Teaching kids how to herp
This past survey was a great trip! I was able to take a couple kids on a quick survey. We didn’t find too many cool things, but overall they seemed to have a ton of fun! Both of them were so interested in herpetology! Talking to a ten-year-old who is as interested in something as I am is incredibly fulfilling. I’m still young, but looking back I realize that who I am today is due entirely because of a series of small events that impacted my life in large ways. It is my hope that someday this kid will grow up to be a conservationist, a herpetologist, or even just a citizen who is conscientious about wildlife, and say that he became the man he is today because of one encounter with a long-haired hippie that taught him how to herp.
When we returned to the cabin, I taught them how I measure and collect data on all the caught herps. I showed them (and let them!) how to use calipers to take the measurements of a brown anole (Anolis sangrei), and how to get flighty 5-lined skinks (Plestiodon fasciatus) into a container to weigh them. I watched them be amazed at how they could find the identity of almost any herp in North America by using a single dichotomous key. Walking them through how to identify a small gulf coast toad (Incilius nebulifer) based on cranial crests and thigh pores. To them it was just another choose-your-adventure book, but with real-world implications. They left before my night hike but I know they left with the experience to last them a lifetime.
I set out at night with Brittany to look for a few more herps. The warm and humid day, quickly turned into a cool and damp night. We were doubtful we would find anything slithering about. And we were right! Not a single herp, other than the bullfrogs at the pond, were found. But that was no problem, Edith L. Moore is full of surprises.
While setting up traps I noticed a truck in the parking lot. The park closed at 7, and this couple hadn’t returned before the gates shut them out. We figured we’d wait by the entrance while setting up the minnow traps. As each trap was baited and placed into the water the couple never showed up. Then, from the woods, we heard a cough.
As we walked towards stifled noises, we noticed a faint smell of weed. Great. Just a couple of pot-smoking teens looking for an escape on private property. Getting further into the woods my headlight stumbled upon a bright neon blue and yellow hammock. They stayed there folded up, for way too long. It looked as if they truly believed that their safety vest material sleeping arrangement could stay undetected from the intense light of a very powerful headlamp. They ‘noticed’ me and what ensued was a series of awkward exchanges and apologies. I told them to leave, and if they had trouble getting past the gate to just give me a holler.
We went back to the pond to set up traps. A few minutes passed and they came out of the woods and told us to have a nice night….. as they walked down the wrong path…. away from their vehicle… trying to set up another neon colored, pot and make-out session somewhere else in the woods.
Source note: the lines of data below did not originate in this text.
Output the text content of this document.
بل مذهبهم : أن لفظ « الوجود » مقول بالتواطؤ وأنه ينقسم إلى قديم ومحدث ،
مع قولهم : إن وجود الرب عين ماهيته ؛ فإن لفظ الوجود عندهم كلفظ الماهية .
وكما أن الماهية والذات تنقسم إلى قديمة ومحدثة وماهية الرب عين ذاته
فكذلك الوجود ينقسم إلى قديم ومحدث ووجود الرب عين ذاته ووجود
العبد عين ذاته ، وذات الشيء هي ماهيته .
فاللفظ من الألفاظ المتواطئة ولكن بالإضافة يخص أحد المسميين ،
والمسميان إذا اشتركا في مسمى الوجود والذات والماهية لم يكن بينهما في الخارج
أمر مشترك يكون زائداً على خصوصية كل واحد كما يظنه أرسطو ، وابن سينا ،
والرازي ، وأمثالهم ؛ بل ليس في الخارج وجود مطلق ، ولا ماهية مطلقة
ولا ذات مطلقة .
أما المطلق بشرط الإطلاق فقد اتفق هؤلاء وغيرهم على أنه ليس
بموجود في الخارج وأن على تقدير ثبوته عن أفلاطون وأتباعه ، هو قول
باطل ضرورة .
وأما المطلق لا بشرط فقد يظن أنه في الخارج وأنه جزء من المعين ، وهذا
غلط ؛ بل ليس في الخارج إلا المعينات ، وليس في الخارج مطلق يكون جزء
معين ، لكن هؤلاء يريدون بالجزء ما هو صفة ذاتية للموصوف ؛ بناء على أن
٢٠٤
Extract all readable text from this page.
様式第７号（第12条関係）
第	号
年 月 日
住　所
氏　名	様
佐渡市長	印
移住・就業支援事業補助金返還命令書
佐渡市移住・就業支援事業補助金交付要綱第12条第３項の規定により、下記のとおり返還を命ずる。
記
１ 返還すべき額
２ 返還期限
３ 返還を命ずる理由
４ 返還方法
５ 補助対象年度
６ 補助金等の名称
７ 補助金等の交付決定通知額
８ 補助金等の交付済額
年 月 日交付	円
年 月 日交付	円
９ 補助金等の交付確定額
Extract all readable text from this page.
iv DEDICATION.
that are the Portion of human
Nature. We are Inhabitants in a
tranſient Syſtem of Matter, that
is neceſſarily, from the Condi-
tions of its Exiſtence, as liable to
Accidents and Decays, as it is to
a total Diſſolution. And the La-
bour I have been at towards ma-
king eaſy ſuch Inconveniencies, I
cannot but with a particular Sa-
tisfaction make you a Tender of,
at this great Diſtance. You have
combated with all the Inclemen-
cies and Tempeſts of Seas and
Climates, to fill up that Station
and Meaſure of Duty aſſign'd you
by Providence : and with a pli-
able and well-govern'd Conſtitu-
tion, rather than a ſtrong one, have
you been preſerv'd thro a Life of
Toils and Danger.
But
Teenagers… What can I say?
We decided that herping while searching for these kids would be the most efficient way to spend our night. While searching for a pair of teens whom we hoped were clothed, we found several screech owls. I got some great photos before they flew away into the night.
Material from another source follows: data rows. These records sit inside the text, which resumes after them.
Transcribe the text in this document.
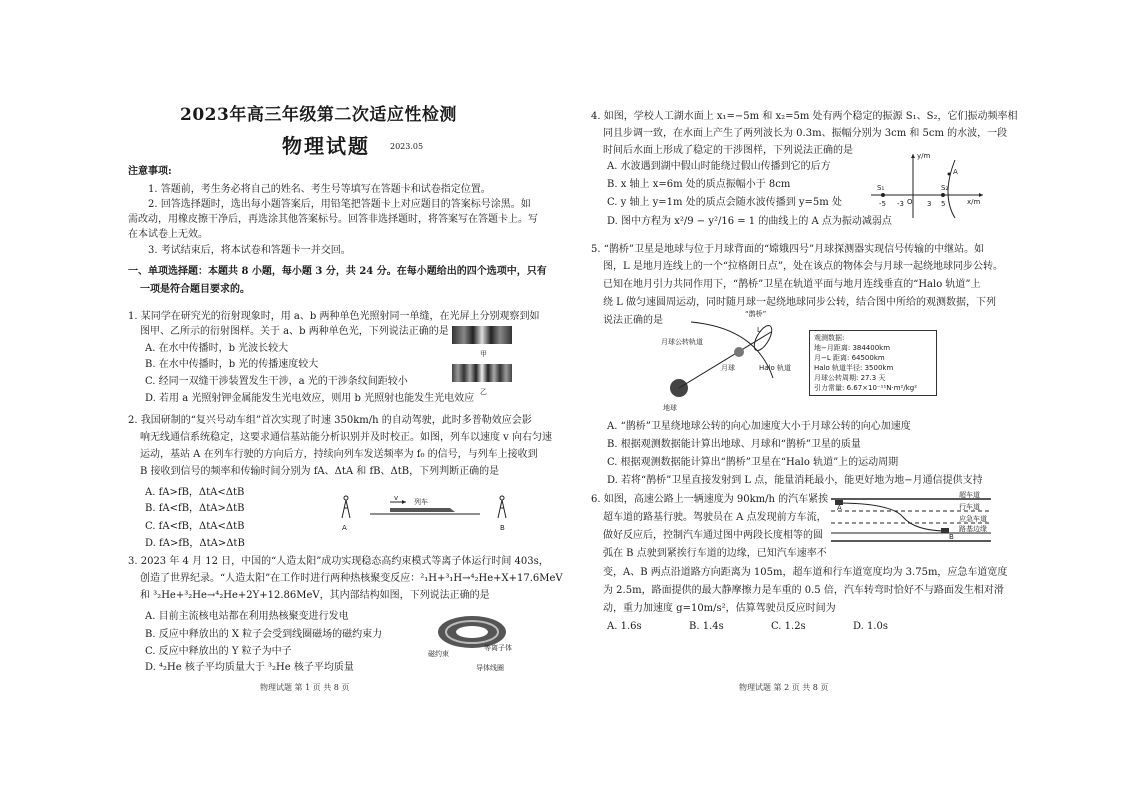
2023年高三年级第二次适应性检测
物理试题	2023.05
注意事项:
1. 答题前，考生务必将自己的姓名、考生号等填写在答题卡和试卷指定位置。
2. 回答选择题时，选出每小题答案后，用铅笔把答题卡上对应题目的答案标号涂黑。如
需改动，用橡皮擦干净后，再选涂其他答案标号。回答非选择题时，将答案写在答题卡上。写
在本试卷上无效。
3. 考试结束后，将本试卷和答题卡一并交回。
一、单项选择题：本题共 8 小题，每小题 3 分，共 24 分。在每小题给出的四个选项中，只有
一项是符合题目要求的。
1. 某同学在研究光的衍射现象时，用 a、b 两种单色光照射同一单缝，在光屏上分别观察到如
图甲、乙所示的衍射图样。关于 a、b 两种单色光，下列说法正确的是
A. 在水中传播时，b 光波长较大
B. 在水中传播时，b 光的传播速度较大
C. 经同一双缝干涉装置发生干涉，a 光的干涉条纹间距较小
D. 若用 a 光照射钾金属能发生光电效应，则用 b 光照射也能发生光电效应
甲
乙
2. 我国研制的“复兴号动车组”首次实现了时速 350km/h 的自动驾驶，此时多普勒效应会影
响无线通信系统稳定，这要求通信基站能分析识别并及时校正。如图，列车以速度 v 向右匀速
运动，基站 A 在列车行驶的方向后方，持续向列车发送频率为 f₀ 的信号，与列车上接收到
B 接收到信号的频率和传输时间分别为 fA、ΔtA 和 fB、ΔtB，下列判断正确的是
A. fA>fB，ΔtA<ΔtB
B. fA<fB，ΔtA>ΔtB
C. fA<fB，ΔtA<ΔtB
D. fA>fB，ΔtA>ΔtB
A	B
v 列车
3. 2023 年 4 月 12 日，中国的“人造太阳”成功实现稳态高约束模式等离子体运行时间 403s，
创造了世界纪录。“人造太阳”在工作时进行两种热核聚变反应：²₁H+³₁H→⁴₂He+X+17.6MeV
和 ³₂He+³₂He→⁴₂He+2Y+12.86MeV，其内部结构如图，下列说法正确的是
A. 目前主流核电站都在利用热核聚变进行发电
B. 反应中释放出的 X 粒子会受到线圈磁场的磁约束力
C. 反应中释放出的 Y 粒子为中子
D. ⁴₂He 核子平均质量大于 ³₂He 核子平均质量
磁约束
等离子体
导体线圈
物理试题 第 1 页 共 8 页
4. 如图，学校人工湖水面上 x₁=−5m 和 x₂=5m 处有两个稳定的振源 S₁、S₂，它们振动频率相
同且步调一致，在水面上产生了两列波长为 0.3m、振幅分别为 3cm 和 5cm 的水波，一段
时间后水面上形成了稳定的干涉图样，下列说法正确的是
A. 水波遇到湖中假山时能绕过假山传播到它的后方
B. x 轴上 x=6m 处的质点振幅小于 8cm
C. y 轴上 y=1m 处的质点会随水波传播到 y=5m 处
D. 图中方程为 x²/9 − y²/16 = 1 的曲线上的 A 点为振动减弱点
y/m
x/m
S₁	S₂
O
A
-5	5
-3	3
5. “鹊桥”卫星是地球与位于月球背面的“嫦娥四号”月球探测器实现信号传输的中继站。如
图，L 是地月连线上的一个“拉格朗日点”，处在该点的物体会与月球一起绕地球同步公转。
已知在地月引力共同作用下，“鹊桥”卫星在轨道平面与地月连线垂直的“Halo 轨道”上
绕 L 做匀速圆周运动，同时随月球一起绕地球同步公转，结合图中所给的观测数据，下列
说法正确的是
地球
月球公转轨道
月球
L
“鹊桥”
Halo 轨道
观测数据:
地−月距离: 384400km
月−L 距离: 64500km
Halo 轨道半径: 3500km
月球公转周期: 27.3 天
引力常量: 6.67×10⁻¹¹N·m²/kg²
A. “鹊桥”卫星绕地球公转的向心加速度大小于月球公转的向心加速度
B. 根据观测数据能计算出地球、月球和“鹊桥”卫星的质量
C. 根据观测数据能计算出“鹊桥”卫星在“Halo 轨道”上的运动周期
D. 若将“鹊桥”卫星直接发射到 L 点，能量消耗最小，能更好地为地−月通信提供支持
6. 如图，高速公路上一辆速度为 90km/h 的汽车紧挨
超车道的路基行驶。驾驶员在 A 点发现前方车流，
做好反应后，控制汽车通过图中两段长度相等的圆
弧在 B 点驶到紧挨行车道的边缘，已知汽车速率不
变，A、B 两点沿道路方向距离为 105m，超车道和行车道宽度均为 3.75m，应急车道宽度
为 2.5m，路面提供的最大静摩擦力是车重的 0.5 倍，汽车转弯时恰好不与路面发生相对滑
动，重力加速度 g=10m/s²，估算驾驶员反应时间为
A. 1.6s	B. 1.4s	C. 1.2s	D. 1.0s
A
B
超车道
行车道
应急车道
路基边缘
物理试题 第 2 页 共 8 页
After an hour-long hike of us saying into the woods that we were going to call the constable (we weren’t) and that we’d need to get a tow truck (we didn’t) we never found the “adventurous” teens. While going back to the cabin, we noticed a pair of tail lights leaving the parking lot. Rushing out towards their vehicle they drove off. We just missed them! Standing in front of an open gate (which we think they forced) we saw that they had finally left right before our eyes.
Trying to sleep
Trying to sleep, exhausted from herping for edgy teens, we heard the shakes and rattles of the creaky old cabin. Several times through the night we woke up and stayed that way. Noises from the park were twisted and transformed into moments of brief terror. Every rattle of the windows sounded like someone trying to break in. Every creak of a limb sounded like the back door slowly opening. Every thunderous roar from the sky sounded like someone banging down the walls. It should have come to no surprise when I was jolted awake again by the sound of incredibly heavy rain at 3 AM.
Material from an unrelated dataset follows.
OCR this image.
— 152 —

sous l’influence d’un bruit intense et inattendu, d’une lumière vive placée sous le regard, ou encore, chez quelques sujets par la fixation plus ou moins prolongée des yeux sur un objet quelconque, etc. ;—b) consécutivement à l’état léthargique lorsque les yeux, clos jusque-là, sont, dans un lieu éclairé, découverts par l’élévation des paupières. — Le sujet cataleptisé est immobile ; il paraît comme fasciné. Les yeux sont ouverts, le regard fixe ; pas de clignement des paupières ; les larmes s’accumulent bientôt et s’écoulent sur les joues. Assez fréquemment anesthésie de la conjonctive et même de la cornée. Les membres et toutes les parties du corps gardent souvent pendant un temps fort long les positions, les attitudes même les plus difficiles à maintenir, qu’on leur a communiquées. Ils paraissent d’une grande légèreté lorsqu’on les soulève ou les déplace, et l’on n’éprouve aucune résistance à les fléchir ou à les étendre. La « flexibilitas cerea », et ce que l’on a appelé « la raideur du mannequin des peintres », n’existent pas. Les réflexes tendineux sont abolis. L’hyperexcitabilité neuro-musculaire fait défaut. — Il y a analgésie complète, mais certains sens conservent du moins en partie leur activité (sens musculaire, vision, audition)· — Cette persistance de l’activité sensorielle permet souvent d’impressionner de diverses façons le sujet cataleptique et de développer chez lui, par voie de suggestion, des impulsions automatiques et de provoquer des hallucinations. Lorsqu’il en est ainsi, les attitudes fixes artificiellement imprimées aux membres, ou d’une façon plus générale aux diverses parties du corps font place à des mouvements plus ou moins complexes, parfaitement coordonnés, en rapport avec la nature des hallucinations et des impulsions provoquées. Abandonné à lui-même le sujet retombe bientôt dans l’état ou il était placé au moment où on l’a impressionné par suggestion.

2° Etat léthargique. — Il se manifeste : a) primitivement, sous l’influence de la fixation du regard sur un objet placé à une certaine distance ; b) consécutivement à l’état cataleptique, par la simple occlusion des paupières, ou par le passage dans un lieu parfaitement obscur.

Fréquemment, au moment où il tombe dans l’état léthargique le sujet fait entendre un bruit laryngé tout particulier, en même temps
Realizing I had placed minnow traps in the creek I rushed out to fish out any animals trapped in the mesh prisons I had set out. I did not want any animal to drown by my own hands. Running down into the creek I saw that the water had risen at least three feet in only a few hours. Spotting the corner of my trap just below the water line I ran out into the water. The trap had completely collapsed under the force of the water. Getting it out I sighed a breath of relief. Nothing was trapped.